PALANGKA RAYA – Gubernur Kalimantan Tengah (Kalteng), Agustiar Sabran, menyebut dirinya juga merupakan bagian dari buruh karena menerima gaji dari masyarakat.
Pernyataan itu disampaikan Agustiar saat menghadiri peringatan Hari Buruh Internasional (May Day) 2026 di Bundaran Besar Palangka Raya, Jumat, 1 Mei 2026.
“Sebetulnya saya ini juga buruh karena digaji oleh kalian,” ujar Agustiar.
Dalam kesempatan itu, ia juga menyampaikan rencana pemerintah provinsi untuk meningkatkan upah buruh di Kalteng. Saat ini, upah minimum berada di angka Rp3.686.138 per bulan.
“Buruh sekarang gajinya di Rp3,6 juta sesuai dengan upah minimum,” katanya.
Menurut Agustiar, pemerintah daerah berkeinginan menaikkan upah buruh menjadi sekitar Rp4 juta sebagai upaya meningkatkan kesejahteraan.
“Kami berkeinginan, sebetulnya minta atau tidak diminta kami juga ingin menaikkan gaji buruh,” ujarnya.
Ia menilai angka Rp4 juta merupakan kisaran ideal bagi buruh di Kalteng.
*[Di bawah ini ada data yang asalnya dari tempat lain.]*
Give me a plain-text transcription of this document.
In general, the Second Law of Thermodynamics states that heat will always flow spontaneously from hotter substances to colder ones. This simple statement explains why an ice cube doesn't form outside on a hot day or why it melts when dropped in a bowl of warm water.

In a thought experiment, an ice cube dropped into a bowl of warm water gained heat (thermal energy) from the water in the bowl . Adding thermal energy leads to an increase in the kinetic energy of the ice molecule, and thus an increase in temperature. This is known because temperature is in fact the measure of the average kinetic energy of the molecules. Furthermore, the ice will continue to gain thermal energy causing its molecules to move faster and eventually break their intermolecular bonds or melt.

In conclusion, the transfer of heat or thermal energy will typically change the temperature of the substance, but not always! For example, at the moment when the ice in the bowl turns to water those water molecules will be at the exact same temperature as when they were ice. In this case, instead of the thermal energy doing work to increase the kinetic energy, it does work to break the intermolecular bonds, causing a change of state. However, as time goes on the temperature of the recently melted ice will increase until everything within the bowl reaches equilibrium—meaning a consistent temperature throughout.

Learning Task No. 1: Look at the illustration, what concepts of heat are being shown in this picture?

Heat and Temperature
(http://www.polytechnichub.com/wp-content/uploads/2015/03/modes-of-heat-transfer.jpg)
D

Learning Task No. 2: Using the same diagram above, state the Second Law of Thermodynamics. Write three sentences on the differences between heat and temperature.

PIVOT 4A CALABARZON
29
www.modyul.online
Namun, kebijakan tersebut perlu mempertimbangkan keseimbangan dengan iklim investasi dan keberlanjutan dunia usaha.
“Untuk Kalteng ini, Rp4 juta kurang lebih itu idealnya, tentunya hal seperti ini perlu kebersamaan,” ucapnya.
Agustiar menegaskan, peningkatan upah harus berjalan beriringan dengan stabilitas ekonomi daerah agar tidak berdampak negatif terhadap investasi.
“Tapi jangan hanya satu sisi, tapi dua sisi. Investasi aman, yang lain juga nyambung. Rp4 juta hal yang wajar, bahkan lebih dari itu, tapi kita perlu selaraskan dengan investasi yang ada di Kalteng,” tambahnya.